Dow Corning's expansion comes as at least one company is predicting a drop in polysilicon prices, starting in 2009. A recent report from iSuppli Corporation notes that the demand for polysilicon has exceeded the supply for several years running, driving the spot price up from a low of $200 in 2007 to a high of $500 in 2008. With the supply catching up to the demand in 2009, the average spot market price for polysilicon is expected to drop, possibly as low as $200 per kilogram. In 2010, iSuppli expects the polysilicon supply to exceed the demand, causing spot prices to drop as low as $100 per kilogram. See the iSupply press release.

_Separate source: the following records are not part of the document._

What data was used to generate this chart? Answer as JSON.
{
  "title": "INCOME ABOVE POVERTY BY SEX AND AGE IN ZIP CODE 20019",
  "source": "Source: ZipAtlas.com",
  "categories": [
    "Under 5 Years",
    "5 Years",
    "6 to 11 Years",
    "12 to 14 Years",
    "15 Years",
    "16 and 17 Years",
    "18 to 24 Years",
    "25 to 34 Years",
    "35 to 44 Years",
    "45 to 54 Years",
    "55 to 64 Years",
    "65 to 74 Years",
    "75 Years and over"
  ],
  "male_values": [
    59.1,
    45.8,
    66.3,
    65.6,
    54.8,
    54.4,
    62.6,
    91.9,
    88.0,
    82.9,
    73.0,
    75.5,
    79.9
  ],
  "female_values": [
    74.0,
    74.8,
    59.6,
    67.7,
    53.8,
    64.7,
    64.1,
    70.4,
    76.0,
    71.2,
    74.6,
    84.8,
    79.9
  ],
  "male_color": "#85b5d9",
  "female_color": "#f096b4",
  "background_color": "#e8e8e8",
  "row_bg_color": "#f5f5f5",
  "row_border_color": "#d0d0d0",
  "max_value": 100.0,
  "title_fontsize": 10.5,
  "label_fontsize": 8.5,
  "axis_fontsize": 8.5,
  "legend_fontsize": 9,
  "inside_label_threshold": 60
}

Meanwhile, the first solar cell factory in the Southeast opened on December 11 in Atlanta, Georgia. Suniva officially opened its manufacturing facility for crystalline silicon solar cells just one month after it started production at its first manufacturing line, which has the capacity to produce 32 megawatts of solar cells each year. A second, larger production line will increase the plant's annual capacity to 96 megawatts by mid-2009. The technology for the Suniva facility was developed at the Georgia Institute of Technology's University Center of Excellence in Photovoltaics, a DOE Center of Excellence since 1992. See the Suniva press releases.